A alegria do corpo dança-lhe na pele. No centro da sala, a luz acende-se. Suavemente o som invade a casa. É dia de ensaio. O movimento das pernas esguias atravessa o espaço. Os seus cabelos rodopiam. As saias largas e compridas esvoaçam, contaminando de contentamento, todos os espectadores.
A corda tem dois lados. A corda é a medida da força. As mãos seguram a corda com força. As mãos não a largam. Agarram-se a ela, como quem se agarra a um último suspiro de vida. De um lado estão eles. Do outro estamos nós. Os pés tropeçam em pés, que as mãos seguram. Vamos cair. Aqui ninguém cai. Não te deixo cair. Os corpos são esticados. As costas são curvas. Os braços são linhas estilizadas no ar.
As palavras têm poder. A força de uma palavra provoca um murro no estômago. As palavras que não conhecemos são vazias. Ecoam como uma folha branca de papel em nós. Ele tropeçava em palavras. Tropeçava em palavras que desconhecia. O desenho das letras era-lhe familiar.
Uma fotografia é uma história de vida. Uma fotografia é uma história de família. Nesta casa existe uma parede vazia. Nas mãos vejo um martelo. Na parede é pendurada uma moldura. Ao fundo vejo o mar. Sentados nas rochas, vejo quatro corpos. Existe um corpo de um homem. Existe um corpo de uma mulher, com uma menina ao colo. E existe um menino com um boneco vermelho na mão. Como é que se chama esta fotografia? Como é que se chama esta família? Quantas fotografias é que existem?
Um abraço é a forma humana mais perfeita que existe. Os corpos encaixam um no outro. Sentem o cheiro um do outro. O calor. A vulnerabilidade. O medo. Num abraço silencioso dizes absolutamente tudo, sem desperdiçar uma única sílaba. O que precisamos é de mais abraços.
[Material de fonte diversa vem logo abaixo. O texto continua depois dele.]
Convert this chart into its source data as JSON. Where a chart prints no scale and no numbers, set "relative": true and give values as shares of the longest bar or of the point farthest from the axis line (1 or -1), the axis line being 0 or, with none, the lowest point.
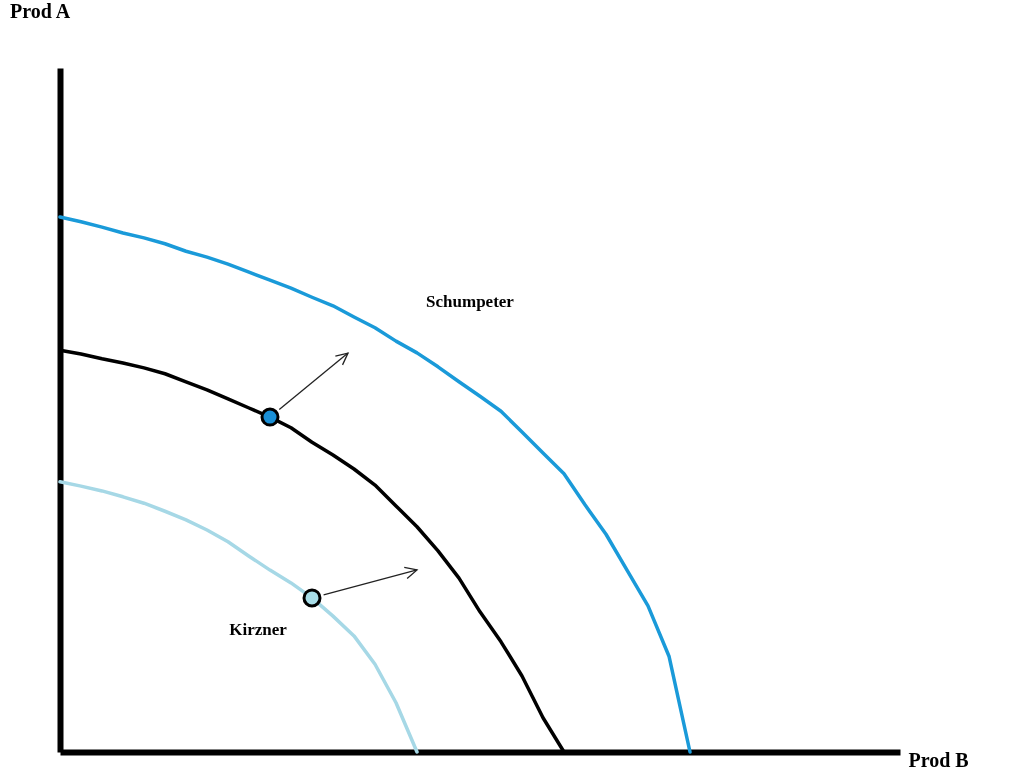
{
  "chart_data": {
    "type": "line",
    "relative": true,
    "xlabel": "Prod B",
    "annotations": [
      "Prod A"
    ],
    "categories": [
      null,
      null,
      null,
      null,
      null,
      null,
      null,
      null,
      null,
      null,
      null,
      null,
      null,
      null,
      null,
      null,
      null,
      null,
      null,
      null,
      null,
      null,
      null,
      null,
      null,
      null,
      null,
      null,
      null,
      null,
      null,
      null,
      null,
      null,
      null,
      null,
      null,
      null,
      null,
      null,
      null
    ],
    "series": [
      {
        "name": "Schumpeter",
        "color": "#1a9ad9",
        "values": [
          1,
          0.991,
          0.981,
          0.97,
          0.961,
          0.95,
          0.936,
          0.925,
          0.912,
          0.897,
          0.882,
          0.867,
          0.85,
          0.834,
          0.813,
          0.793,
          0.768,
          0.746,
          0.72,
          0.692,
          0.665,
          0.637,
          0.598,
          0.559,
          0.52,
          0.462,
          0.407,
          0.34,
          0.273,
          0.179,
          0,
          null,
          null,
          null,
          null,
          null,
          null,
          null,
          null,
          null,
          null
        ]
      },
      {
        "color": "#000000",
        "values": [
          0.751,
          0.744,
          0.735,
          0.727,
          0.718,
          0.707,
          0.692,
          0.677,
          0.66,
          0.643,
          0.626,
          0.606,
          0.579,
          0.555,
          0.529,
          0.499,
          0.46,
          0.421,
          0.376,
          0.325,
          0.262,
          0.206,
          0.142,
          0.064,
          0,
          null,
          null,
          null,
          null,
          null,
          null,
          null,
          null,
          null,
          null,
          null,
          null,
          null,
          null,
          null,
          null
        ]
      },
      {
        "name": "Kirzner",
        "color": "#a6d8e6",
        "values": [
          0.505,
          0.497,
          0.488,
          0.477,
          0.465,
          0.45,
          0.434,
          0.415,
          0.393,
          0.366,
          0.34,
          0.316,
          0.288,
          0.254,
          0.217,
          0.164,
          0.092,
          0,
          null,
          null,
          null,
          null,
          null,
          null,
          null,
          null,
          null,
          null,
          null,
          null,
          null,
          null,
          null,
          null,
          null,
          null,
          null,
          null,
          null,
          null,
          null
        ]
      }
    ]
  }
}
Algures no tempo, alguns de nós sentimos a fragilidade nos braços, sem que do outro lado tivesse existido um conforto. A comunidade LBGTQ+ precisa abraços.
Quando olhamos para uma família de gotas de água, que reflectem os raios de sol que as atravessam, vemos o arco-íris. Conheço bocas que o chamam de arco-da-aliança, arco-celeste ou até o arco-da-velha. Na semana passada, reparei numa montra de uma loja decorada com vários produtos pintados de arco-íris. A loja com a vaca à porta.
Ela, poderia ser qualquer um de nós. Ela é qualquer um de nós. Para nós, será Ela. O sistema é um jogo, constituído por blocos, níveis, etapas. Ela entra no jogo. Ela quer entender a psique humana. Sempre sentiu atracção em compreender o interior dessa caixa tão complexa e tão interessante. “Compreender a mente humana é algo complicado. Cada indivíduo é único. Cada mente é única. Cada pessoa é composta por um conjunto de acontecimentos que o vão moldando. Acontecimentos que provocam reacções, também estas distintas entre si.”
Se não tivesses esse teu jeito, até eras giro. Disse ela. Os calções curtos faziam avançar uma mistura de bicicletas. Estávamos no verão de 90, de uma vila desenhada, exactamente no meio do nada. O sol despe-nos o corpo e a alma. Existe uma espécie de carta escrita com tinta de felicidade e envelope de alegria. Vivíamos num tempo, com muito tempo para esperar pelo carteiro e pelas respostas.